We keep hearing about the Prime Minister’s ambition that we should all be happy, and that any government measures should include a happiness score. Has the Minister measured the happiness of the thousands of claimants who are terrified that their benefits are going to be severely reduced, who will go through months filled with anxiety and apprehension as they wait in an ever-lengthening queue to appeal to a first-tier tribunal, or who become totally demoralised because they are forced to apply for jobs knowing that no employer will take them on? Has he calculated the cost of the increased financial burden that will fall on the Department for Constitutional Affairs, which will have to cope with the anticipated increase in the number of appeals following decisions that are likely to be seen as unreasonable?
In order to improve the fairness and effectiveness of the WCA, Professor Harrington recommended building empathy into the process, better training for decision makers, accounting for the particular difficulties in assessing mental, intellectual and cognitive impairments, and empowering and investing in decision makers so that they are able to take the right decision. Would the Minister kindly tell the House whether these recommendations have been implemented?

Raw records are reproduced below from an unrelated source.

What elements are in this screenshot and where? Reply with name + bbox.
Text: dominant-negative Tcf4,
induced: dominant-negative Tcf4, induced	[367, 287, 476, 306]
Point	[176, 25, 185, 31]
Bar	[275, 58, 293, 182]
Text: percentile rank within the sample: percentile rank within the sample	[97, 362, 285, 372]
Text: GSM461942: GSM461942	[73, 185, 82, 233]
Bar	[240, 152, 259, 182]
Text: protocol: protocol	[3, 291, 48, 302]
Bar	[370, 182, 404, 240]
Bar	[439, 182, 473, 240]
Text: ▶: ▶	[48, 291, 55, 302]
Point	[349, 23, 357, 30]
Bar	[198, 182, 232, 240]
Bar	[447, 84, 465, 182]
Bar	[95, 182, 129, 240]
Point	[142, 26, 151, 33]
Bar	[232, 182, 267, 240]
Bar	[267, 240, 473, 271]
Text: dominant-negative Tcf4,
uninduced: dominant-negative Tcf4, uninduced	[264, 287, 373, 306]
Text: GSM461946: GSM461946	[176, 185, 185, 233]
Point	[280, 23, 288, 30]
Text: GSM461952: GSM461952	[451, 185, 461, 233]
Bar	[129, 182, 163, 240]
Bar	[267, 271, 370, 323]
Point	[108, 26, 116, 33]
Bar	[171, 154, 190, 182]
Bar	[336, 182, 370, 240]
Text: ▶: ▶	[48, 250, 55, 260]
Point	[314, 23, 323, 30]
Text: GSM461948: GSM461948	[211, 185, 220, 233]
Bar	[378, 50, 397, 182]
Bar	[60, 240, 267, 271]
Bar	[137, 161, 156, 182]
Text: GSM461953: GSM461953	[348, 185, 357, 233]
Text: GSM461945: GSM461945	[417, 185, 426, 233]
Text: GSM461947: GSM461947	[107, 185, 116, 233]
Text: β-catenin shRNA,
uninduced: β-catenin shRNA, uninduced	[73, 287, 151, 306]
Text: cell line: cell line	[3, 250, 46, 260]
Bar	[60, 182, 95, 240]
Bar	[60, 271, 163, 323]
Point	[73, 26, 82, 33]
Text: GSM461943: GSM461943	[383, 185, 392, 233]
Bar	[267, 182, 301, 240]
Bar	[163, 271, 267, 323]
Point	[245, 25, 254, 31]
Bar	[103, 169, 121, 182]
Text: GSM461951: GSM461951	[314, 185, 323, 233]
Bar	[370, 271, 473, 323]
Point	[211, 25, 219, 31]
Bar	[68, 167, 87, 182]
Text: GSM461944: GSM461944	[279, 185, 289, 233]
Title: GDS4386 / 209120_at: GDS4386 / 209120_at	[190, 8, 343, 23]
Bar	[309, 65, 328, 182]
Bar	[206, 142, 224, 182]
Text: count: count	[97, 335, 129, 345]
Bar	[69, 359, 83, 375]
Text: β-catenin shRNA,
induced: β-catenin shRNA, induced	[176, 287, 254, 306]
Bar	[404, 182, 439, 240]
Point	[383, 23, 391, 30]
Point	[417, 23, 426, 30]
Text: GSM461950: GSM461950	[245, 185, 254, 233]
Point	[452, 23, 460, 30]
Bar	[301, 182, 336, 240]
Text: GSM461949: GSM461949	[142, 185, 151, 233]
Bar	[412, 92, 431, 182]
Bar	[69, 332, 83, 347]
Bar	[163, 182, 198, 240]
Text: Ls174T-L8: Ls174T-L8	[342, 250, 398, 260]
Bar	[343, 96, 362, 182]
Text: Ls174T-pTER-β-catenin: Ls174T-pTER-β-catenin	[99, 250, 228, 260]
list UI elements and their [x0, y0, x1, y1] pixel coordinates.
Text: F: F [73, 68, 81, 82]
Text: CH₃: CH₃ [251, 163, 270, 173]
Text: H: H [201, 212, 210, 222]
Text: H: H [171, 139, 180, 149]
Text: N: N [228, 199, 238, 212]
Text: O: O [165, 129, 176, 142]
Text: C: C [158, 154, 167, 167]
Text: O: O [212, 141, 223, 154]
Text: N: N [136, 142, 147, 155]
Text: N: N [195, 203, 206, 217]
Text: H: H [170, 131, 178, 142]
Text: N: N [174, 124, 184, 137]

How are decision makers to come to the “right decision” if they are not given all the information because of the limitations of the descriptors to be used according to these regulations? Are they free to ignore the Atos report if the claimant’s statement and any accompanying medical evidence conflicts directly with the findings of the Atos doctor? I am particularly concerned about people with ME/CFS who have frequently been denigrated and who feel defeated by a system that refuses to recognise their illness. The additional stress these regulations will impose on them will not help to improve their condition. Like many others, I am deeply unhappy about these changes. They are going to prove hugely costly, both financially and emotionally, to claimants and I suspect to the DCA, but then that is another department, is it not? Why can the DWP not wait until Professor Harrington reports later this year? Why the urgency?